In that paper, the FRC sought views on a range of topics, including the scope and extent of digital reporting requirements, assurance of digital reports, developments in XBRL taxonomies, and guidance needed by users.
The feedback statement sets out a summary of comments from 29 respondents to the discussion paper. Respondents recognised the benefits of collaboration between regulators and reporting businesses to address the challenges of digital reporting. However, they also highlighted trade-offs between meeting UK-specific reporting requirements and maintaining global comparability, and would like additional guidance and other support materials from a variety of sources.
As noted in its original discussion paper, the FRC will not be taking any specific decisions in response to feedback, but the comments received will inform policy thinking and ongoing service development.
Read the FRC’s feedback statement following its discussion paper on digital reporting (opens PDF)
Companies House publishes blog on identity verification and becoming an ACSP
Companies House has published a blog on LinkedIn addressing some frequently asked questions concerning how regulated persons in the UK can apply to become an authorised corporate service provider (ACSP) and conduct identity verification on individuals.
The Economic Crime and Corporate Transparency Act 2023 (ECCTA 2023) introduces the concept of identity verification (IDV). From Autumn 2025, IDV will become mandatory for certain individuals, including company directors and persons with significant control (PSCs). Companies House has already launched a facility for individuals to complete IDV before then on a “voluntary basis”.
From Spring 2026, the ECCTA 2023 will also impose restrictions on who can file documents at Companies House. Broadly speaking, to make filings, an organisation will need to ensure at least one of its officers or employees has completed IDV or it will need to engage an authorised corporate service provider (ACSP) to do so on its behalf.
Key points from the blog include the following.
- A company secretary (as an officer of a company) will not need to register as an ACSP to file documents at Companies House on behalf of that company, although they will need to ensure they have completed IDV.
- Where a single individual or team carries out filings on behalf of a group of companies, some entity in the group (the blog specifically refers to the parent company) will need to apply to become an ACSP. This is because the individual or team will otherwise only be permitted to file on behalf of the specific entity that employs them.
- However, Companies House is also exploring the potential to make regulations to allow filings by other persons, such as employees of another company within a group structure. If implemented, this will be communicated “well in advance” of spring 2026.
- Once an individual completes IDV, they will not need to do so again in the future (unless the information provided as part of IDV was misleading, false or deceptive).

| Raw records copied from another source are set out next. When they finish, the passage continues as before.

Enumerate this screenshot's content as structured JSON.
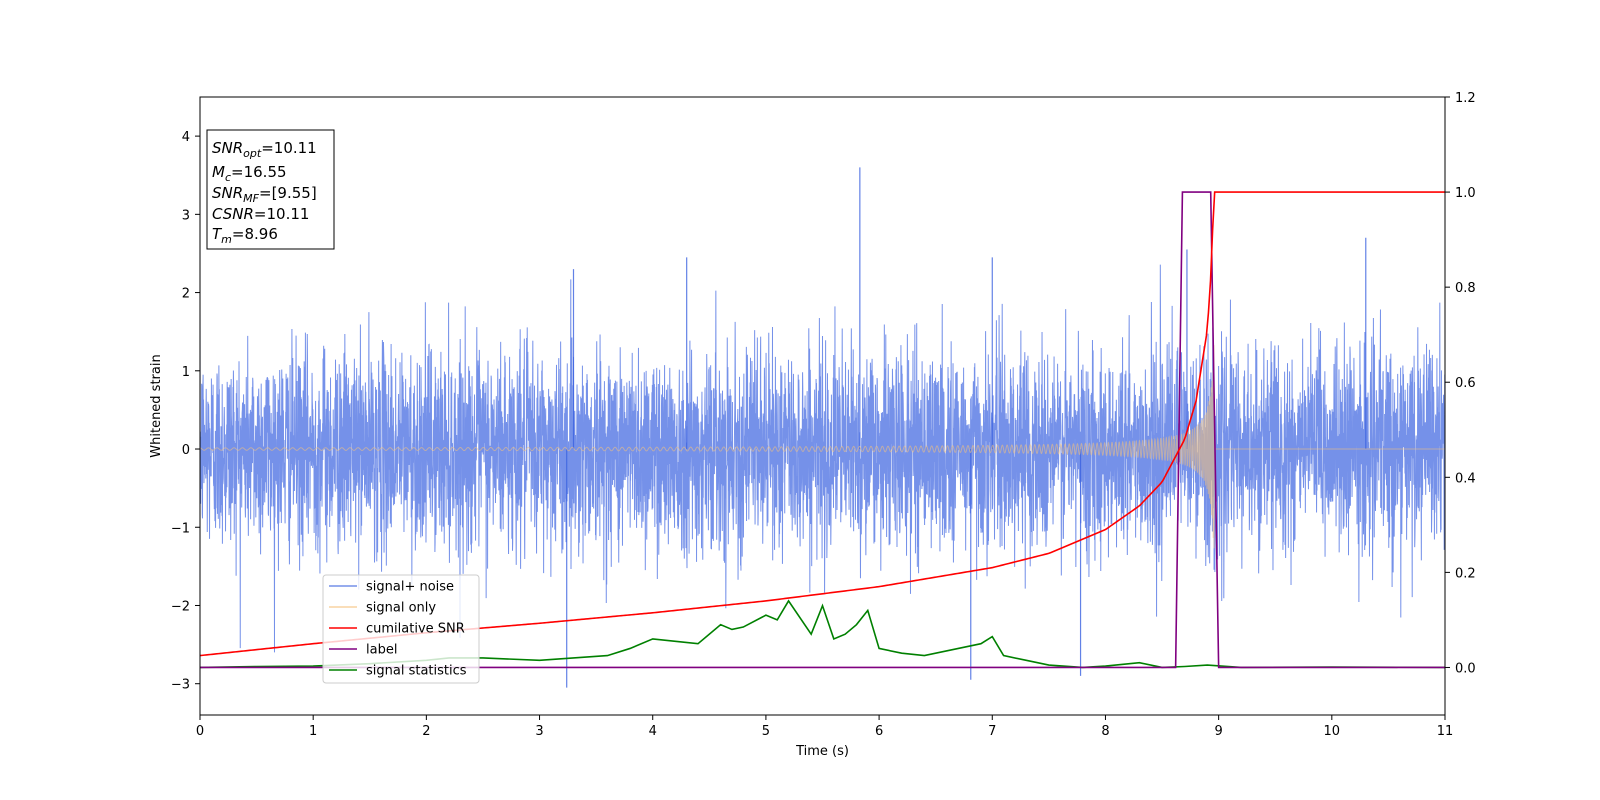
{
  "chart_data": {
    "type": "line",
    "title": "",
    "xlabel": "Time (s)",
    "ylabel": "Whitened strain",
    "xlim": [
      0,
      11
    ],
    "ylim": [
      -3.4,
      4.5
    ],
    "y2lim": [
      -0.1,
      1.2
    ],
    "x_ticks": [
      0,
      1,
      2,
      3,
      4,
      5,
      6,
      7,
      8,
      9,
      10,
      11
    ],
    "y_ticks": [
      -3,
      -2,
      -1,
      0,
      1,
      2,
      3,
      4
    ],
    "y2_ticks": [
      "0.0",
      "0.2",
      "0.4",
      "0.6",
      "0.8",
      "1.0",
      "1.2"
    ],
    "grid": false,
    "legend_position": "lower-left",
    "info_box": {
      "snr_opt": {
        "main": "SNR",
        "sub": "opt",
        "value": "=10.11"
      },
      "mc": {
        "main": "M",
        "sub": "c",
        "value": "=16.55"
      },
      "snr_mf": {
        "main": "SNR",
        "sub": "MF",
        "value": "=[9.55]"
      },
      "csnr": {
        "main": "CSNR",
        "sub": "",
        "value": "=10.11"
      },
      "tm": {
        "main": "T",
        "sub": "m",
        "value": "=8.96"
      }
    },
    "colors": {
      "noise": "#3b62e0",
      "signal": "#f5c27a",
      "cumulative": "#ff0000",
      "label": "#800080",
      "statistics": "#008000"
    },
    "series": [
      {
        "name": "signal+ noise",
        "axis": "left",
        "description_values": "random noise, amplitude approx 1.5",
        "noise_amplitude": 1.5,
        "spikes": [
          [
            5.83,
            3.6
          ],
          [
            3.24,
            -3.05
          ],
          [
            8.72,
            2.55
          ],
          [
            10.3,
            2.7
          ],
          [
            3.3,
            2.3
          ],
          [
            4.3,
            2.45
          ],
          [
            7.0,
            2.45
          ],
          [
            6.81,
            -2.95
          ],
          [
            7.78,
            -2.9
          ]
        ]
      },
      {
        "name": "signal only",
        "axis": "left",
        "chirp_end": 8.96,
        "peak_amplitude": 1.5
      },
      {
        "name": "cumilative SNR",
        "axis": "right",
        "x": [
          0,
          1,
          2,
          3,
          4,
          5,
          6,
          7,
          7.5,
          8,
          8.3,
          8.5,
          8.7,
          8.8,
          8.9,
          8.93,
          8.96,
          11
        ],
        "values": [
          0.025,
          0.05,
          0.073,
          0.093,
          0.115,
          0.14,
          0.17,
          0.21,
          0.24,
          0.29,
          0.34,
          0.39,
          0.48,
          0.56,
          0.71,
          0.82,
          1.0,
          1.0
        ]
      },
      {
        "name": "label",
        "axis": "right",
        "x": [
          0,
          8.62,
          8.68,
          8.93,
          9.0,
          11
        ],
        "values": [
          0,
          0,
          1,
          1,
          0,
          0
        ]
      },
      {
        "name": "signal statistics",
        "axis": "right",
        "x": [
          0,
          0.5,
          1,
          1.5,
          2,
          2.2,
          2.5,
          3,
          3.3,
          3.6,
          3.8,
          4.0,
          4.2,
          4.4,
          4.6,
          4.7,
          4.8,
          5.0,
          5.1,
          5.2,
          5.4,
          5.5,
          5.6,
          5.7,
          5.8,
          5.9,
          6.0,
          6.2,
          6.4,
          6.7,
          6.9,
          7.0,
          7.1,
          7.3,
          7.5,
          7.8,
          8.0,
          8.3,
          8.5,
          8.7,
          8.9,
          9.2,
          10,
          11
        ],
        "values": [
          0,
          0.002,
          0.003,
          0.008,
          0.015,
          0.02,
          0.02,
          0.015,
          0.02,
          0.025,
          0.04,
          0.06,
          0.055,
          0.05,
          0.09,
          0.08,
          0.085,
          0.11,
          0.1,
          0.14,
          0.07,
          0.13,
          0.06,
          0.07,
          0.09,
          0.12,
          0.04,
          0.03,
          0.025,
          0.04,
          0.05,
          0.065,
          0.025,
          0.015,
          0.005,
          0.0,
          0.003,
          0.01,
          0.0,
          0.002,
          0.005,
          0.0,
          0.001,
          0.0
        ]
      }
    ]
  }
}
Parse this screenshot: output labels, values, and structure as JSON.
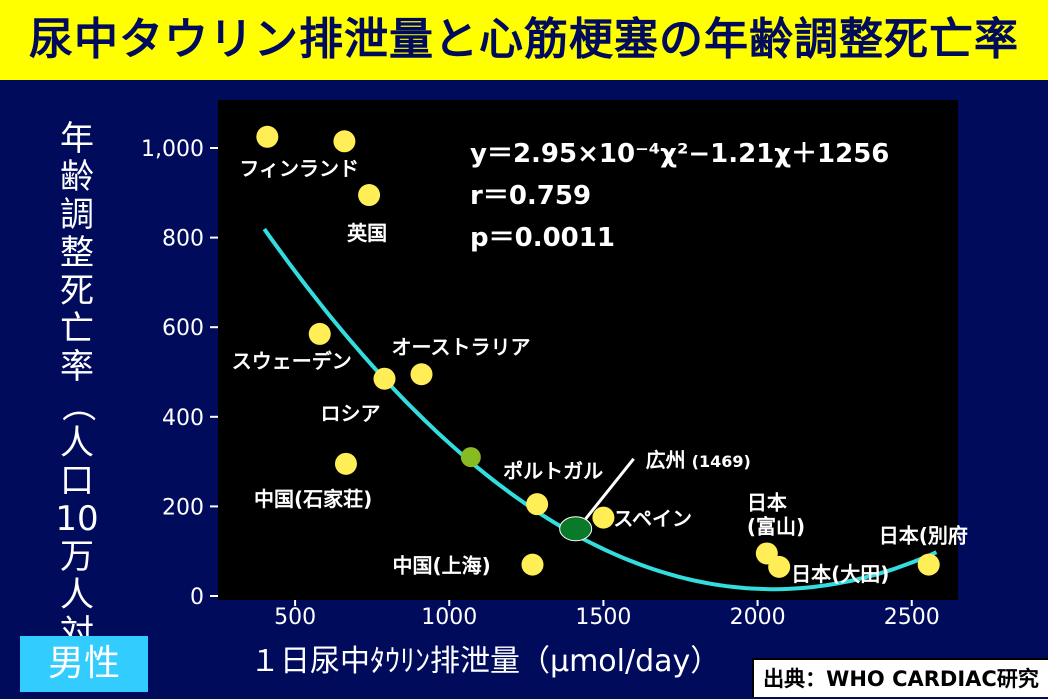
{
  "page": {
    "title": "尿中タウリン排泄量と心筋梗塞の年齢調整死亡率",
    "gender": "男性",
    "source": "出典：WHO CARDIAC研究",
    "colors": {
      "title_bg": "#ffff00",
      "background": "#000b5c",
      "plot_bg": "#000000",
      "points": "#ffee55",
      "curve": "#33dddd",
      "highlight": "#0a7a2a",
      "curve_marker": "#88bb22"
    }
  },
  "chart_data": {
    "type": "scatter",
    "title": "尿中タウリン排泄量と心筋梗塞の年齢調整死亡率",
    "xlabel": "１日尿中ﾀｳﾘﾝ排泄量（μmol/day）",
    "ylabel_chars": [
      "年",
      "齢",
      "調",
      "整",
      "死",
      "亡",
      "率",
      "（",
      "人",
      "口",
      "10",
      "万",
      "人",
      "対",
      "）"
    ],
    "xlim": [
      250,
      2650
    ],
    "ylim": [
      0,
      1100
    ],
    "x_ticks": [
      {
        "v": 500,
        "label": "500"
      },
      {
        "v": 1000,
        "label": "1000"
      },
      {
        "v": 1500,
        "label": "1500"
      },
      {
        "v": 2000,
        "label": "2000"
      },
      {
        "v": 2500,
        "label": "2500"
      }
    ],
    "y_ticks": [
      {
        "v": 0,
        "label": "0"
      },
      {
        "v": 200,
        "label": "200"
      },
      {
        "v": 400,
        "label": "400"
      },
      {
        "v": 600,
        "label": "600"
      },
      {
        "v": 800,
        "label": "800"
      },
      {
        "v": 1000,
        "label": "1,000"
      }
    ],
    "grid": false,
    "points": [
      {
        "x": 410,
        "y": 1025,
        "label": "",
        "series": "country"
      },
      {
        "x": 660,
        "y": 1015,
        "label": "フィンランド",
        "series": "country"
      },
      {
        "x": 740,
        "y": 895,
        "label": "英国",
        "series": "country"
      },
      {
        "x": 580,
        "y": 585,
        "label": "スウェーデン",
        "series": "country"
      },
      {
        "x": 790,
        "y": 485,
        "label": "ロシア",
        "series": "country"
      },
      {
        "x": 910,
        "y": 495,
        "label": "オーストラリア",
        "series": "country"
      },
      {
        "x": 665,
        "y": 295,
        "label": "中国(石家荘)",
        "series": "country"
      },
      {
        "x": 1285,
        "y": 205,
        "label": "ポルトガル",
        "series": "country"
      },
      {
        "x": 1270,
        "y": 70,
        "label": "中国(上海)",
        "series": "country"
      },
      {
        "x": 1500,
        "y": 175,
        "label": "スペイン",
        "series": "country"
      },
      {
        "x": 2030,
        "y": 95,
        "label": "日本\n(富山)",
        "series": "country"
      },
      {
        "x": 2070,
        "y": 65,
        "label": "日本(大田)",
        "series": "country"
      },
      {
        "x": 2555,
        "y": 70,
        "label": "日本(別府",
        "series": "country"
      }
    ],
    "highlight": {
      "x": 1410,
      "y": 150,
      "label": "広州",
      "value_label": "(1469)"
    },
    "curve_marker": {
      "x": 1070,
      "y": 310
    },
    "regression": {
      "a": 0.000295,
      "b": -1.21,
      "c": 1256,
      "x_from": 400,
      "x_to": 2580,
      "equation": "y＝2.95×10⁻⁴χ²−1.21χ＋1256",
      "r": "r＝0.759",
      "p": "p＝0.0011"
    }
  }
}
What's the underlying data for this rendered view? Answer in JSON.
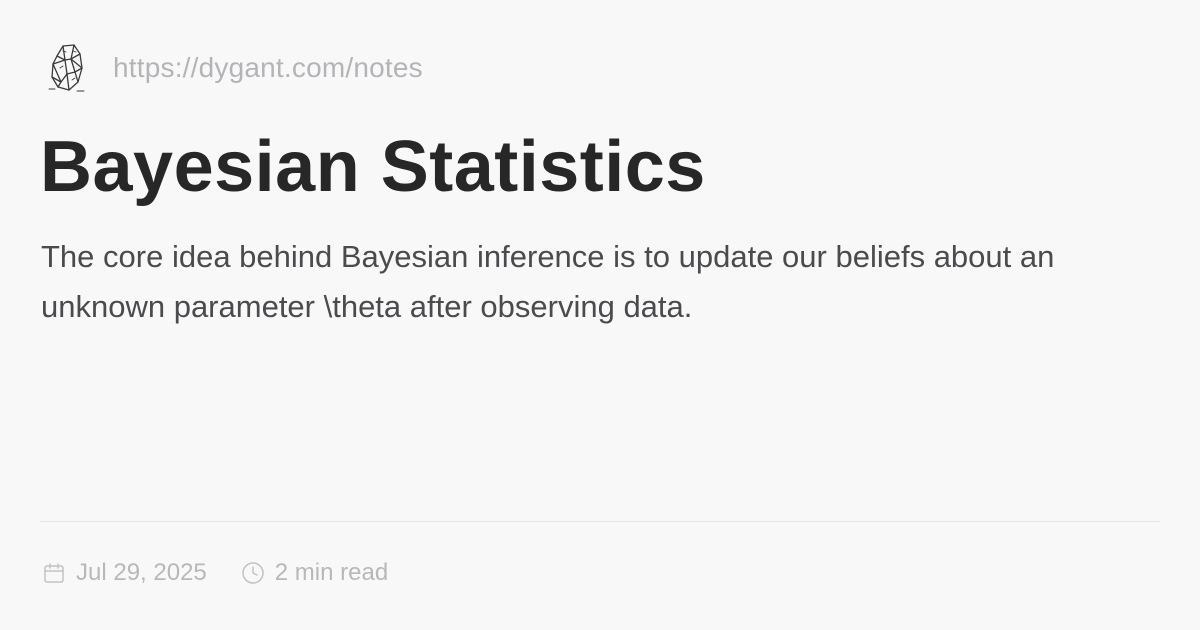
{
  "site": {
    "logo_icon": "crystal-logo-icon",
    "url": "https://dygant.com/notes"
  },
  "post": {
    "title": "Bayesian Statistics",
    "description": "The core idea behind Bayesian inference is to update our beliefs about an unknown parameter \\theta after observing data."
  },
  "meta": {
    "date_icon": "calendar-icon",
    "date": "Jul 29, 2025",
    "read_time_icon": "clock-icon",
    "read_time": "2 min read"
  },
  "colors": {
    "background": "#f9f8f9",
    "title": "#272727",
    "body_text": "#4b4b4d",
    "muted": "#b4b4b7"
  }
}
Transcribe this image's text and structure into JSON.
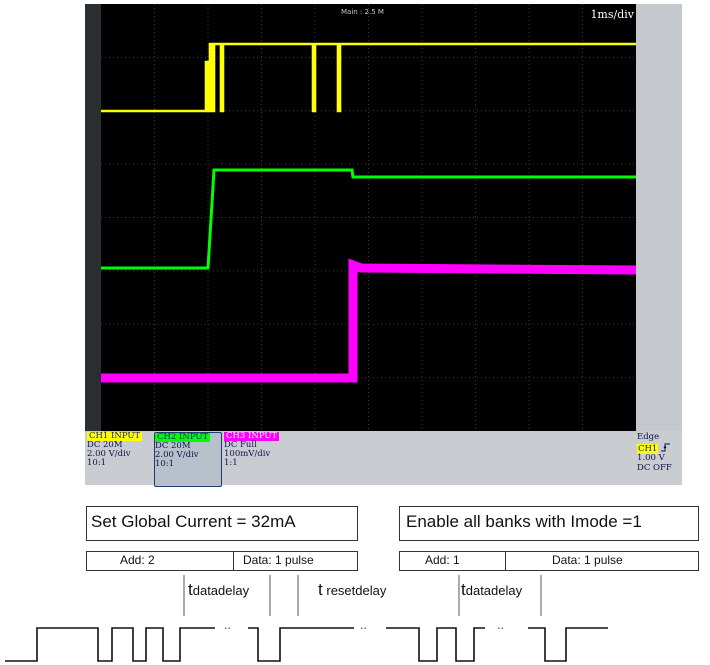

Read Companies House’s LinkedIn blog on identity verification and becoming an ACSP
Register of Overseas Entities: changes in beneficial owners for pre-2023 period must soon be disclosed
Companies House recently published an update to its guidance on the Register of Overseas Entities (ROE) regime.
The update states that, with effect from 31 July 2025, an overseas entity registered on the ROE will need to file (in its next annual update statement) details of any change in its beneficial owners that occurred between 28 February 2022 and (broadly) 31 January 2023 (or, if earlier, the date on which the entity registered on the ROE) (the pre-registration period).
This includes not only changes in the entity’s beneficial owners during the pre-registration period, but also changes during that period relating to trusts of which any of the entity’s beneficial owners was a trustee. This extends to beneficiaries, settlors, protectors and enforcers.
There will be a transitional period for entities whose next update statement is due between 31 July and 31 October 2025. These entities will be able to file the relevant information with their 2026 update statement instead.
The changes were introduced by the Economic Crime and Corporate Transparency Act 2023 and have been expected. However, notwithstanding Companies House’s update, we still await the secondary legislation bringing these changes into effect.